Rhiannon suggested that instead of looking at food as a black or white situation (‘I’ve eaten one biscuit, I might as well eat them all’, or ‘I’ve been good all week so I can go crazy on the weekend’), you need to merge them into grey. “I might have that biscuit, but I’ll mix it with fruit; I don’t feel like going for a run so I’ll go for a walk instead”.
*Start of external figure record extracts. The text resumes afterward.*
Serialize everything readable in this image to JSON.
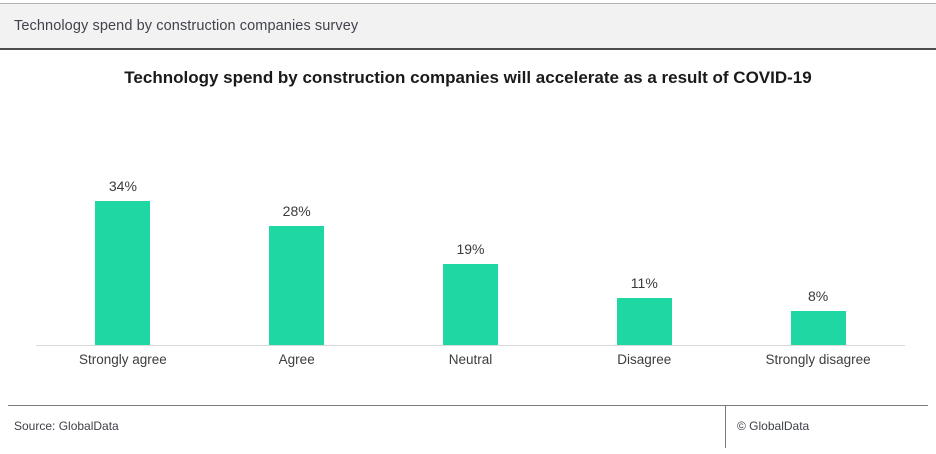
{
  "header": {
    "title": "Technology spend by construction companies survey"
  },
  "footer": {
    "source": "Source: GlobalData",
    "copyright": "© GlobalData"
  },
  "colors": {
    "bar": "#1ed7a3",
    "header_bg": "#f2f2f2",
    "header_border_bottom": "#4d4d4d",
    "axis_line": "#d9d9d9",
    "footer_line": "#7a7a7a",
    "text_dark": "#3a3a3a"
  },
  "chart_data": {
    "type": "bar",
    "title": "Technology spend by construction companies will accelerate as a result of COVID-19",
    "categories": [
      "Strongly agree",
      "Agree",
      "Neutral",
      "Disagree",
      "Strongly disagree"
    ],
    "values": [
      34,
      28,
      19,
      11,
      8
    ],
    "value_labels": [
      "34%",
      "28%",
      "19%",
      "11%",
      "8%"
    ],
    "unit": "percent",
    "xlabel": "",
    "ylabel": "",
    "ylim": [
      0,
      40
    ],
    "grid": false,
    "legend": false,
    "data_labels_position": "above-bars",
    "bar_color": "#1ed7a3"
  }
}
Her book Re-nourish covers her four R’s as the pillars of health:

  • Respect: Respect your body enough to fuel it with nutrients so it feels incredible. Open yourself up to letting go of judgement and your inner critic.
  • Refuel: Eat to live. You have to give your body food, and not cut out food groups. Ex
    ercising can change the composition of your diet, so you need to make sure you’re eating enough to provide yourself with enough energy.
  • Rehydrate: In the UK, she said, the average is for us to drink one glass of water a day. But that’s crazy given that 60% of bodies are made up of water, and every cell function needs water to process.
  • Recover: There’s nothing wrong with rest, and it’s one of the most important things. But in western world, we’ve lost track of it, or act as if we don’t deserve it. But we need to focus more on self care, and on our mental state of mind as well as the physical.

Other nuggets

I didn’t get to see all of the sessions in full but here are a few other highlights:

  • I loved walking in to ‘wellbeing facilitator’ Su Orosa’s session on our relationship to change to see a room full of people tapping away with the Emotional Freedom Technique (EFT), which I have become such a fan of and have used a lot recently to work through some past experiences and to facilitate change. And I enjoyed her quote, “What we change inwardly will change our outward reality. Only I can change my life”.
  • The founder of UK Health Radio Johann Ilgenfritz who was diagnosed with cancer and given 12 months to live who said that the breakthrough finding for him was that “Cancer cannot survive in an oxygenated alkaline cellular environment” (by German biochemist Dr Warburg back in 1931 who won a nobel prize for this finding). Johann said he overhauled his lifestyle and his diet as a result. And he went from believing that cancer was a cause of the illness to realising that it is only a symptom of a sick body. “Change the cause and you will change the effect.”
  • The ‘Vitality Fairy’ Julie Silver, who is a qualified nutritional therapist and holistic practitioner, had a range of recommendations that she walked us through, including self-massage to feel nutured and bring the spleen back into balance, Qi Gong to activate your energy system, yoga nidra as a way to ‘get you out of your head’, and pointing towards magnesium, schisandra berries and he shou wu to promote energy and heal the body on many levels.
  • Transformational life coach Victoria Midwood’s focus on the three ‘R’s’ that can keep you stuck: your roles, rules and routines. She made us think about the roles we play in our life, and the rules we attach to those roles which then lead to our routines. The rules very often can be conditioned (ie: what you’ve grown up with) and if you don’t do them you can put stress on yourself. These rules are very often unwritten and you don’t tend to question them, but “you can re-write those rules,” she said. If they aren’t working for you it can lead to issues with weight, your health, stress, sleep, “all because we continue ‘getting through’ and not stopping to think about what we actually want to do”. Question those stories and look at how you can change them to make your life better.